Furthermore, folders such as data, figures, and bibliography are included for easy organization. Archiving the original raw data in the archive folder might seem redundant if there is a data folder, but I always consider it best to actually put it in another folder to prevent random deletion when using working data files. A folder for figures is easy in the manuscript submission process, but can also be extended to include code that creates each figure (e.g., Fig1.tiff and Fig1.R, the image and its underlying code, respectively). For the bibliography folder I typically just dump my bibtex file, but it could be used to save all the PDFs as well for easy reference.

Many people have certain specific needs in their data analyses and create custom functions or adjust existing functions. In order to be able to run the scripts included for data analysis, these functions need to be included. No better way than to create a spot to put and find them.

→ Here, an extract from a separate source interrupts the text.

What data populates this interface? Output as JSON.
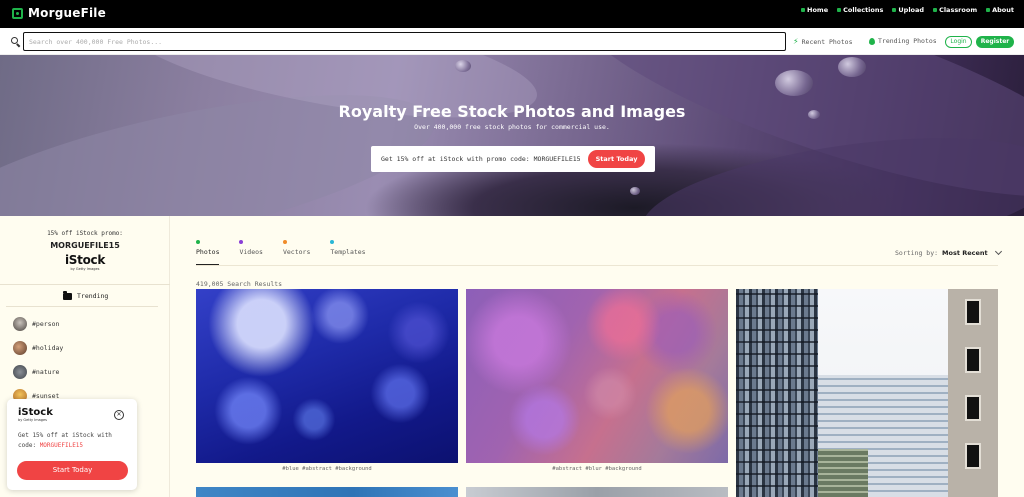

The scripts folder is similar but is the place for data analysis scripts.

What I have found to be very handy in running data analyses is to use RMarkdown to create an annotated file. If knit (or spin) into a .md file, Github will generate this in the browser, making it easy to write your report after doing all the analyses. This also allows you to convey a larger picture than you can in the research paper itself (e.g., the results of assumption checking, which we know everybody does, right?).

At this point I feel like I am just creating folder after folder and there must be more. Bad thing is, there is not, except for one file that can help others navigate your folder if you wish to share it on github. This is to make use of the file to highlight the most important files (like I do here). Often times a project folder will become a haphazard of files regardless of the structure you try to give it. Highlighting those files which are most important to understanding your results and reproducing your findings will serve as waymarkers for others.

Providing a stable project structure will help in organizing your new research projects and, as time goes by, to better understand your previous research projects. The template I made now is hardly finished and if anyone has suggestions, feel free (or fork and issue a pull request if your on github).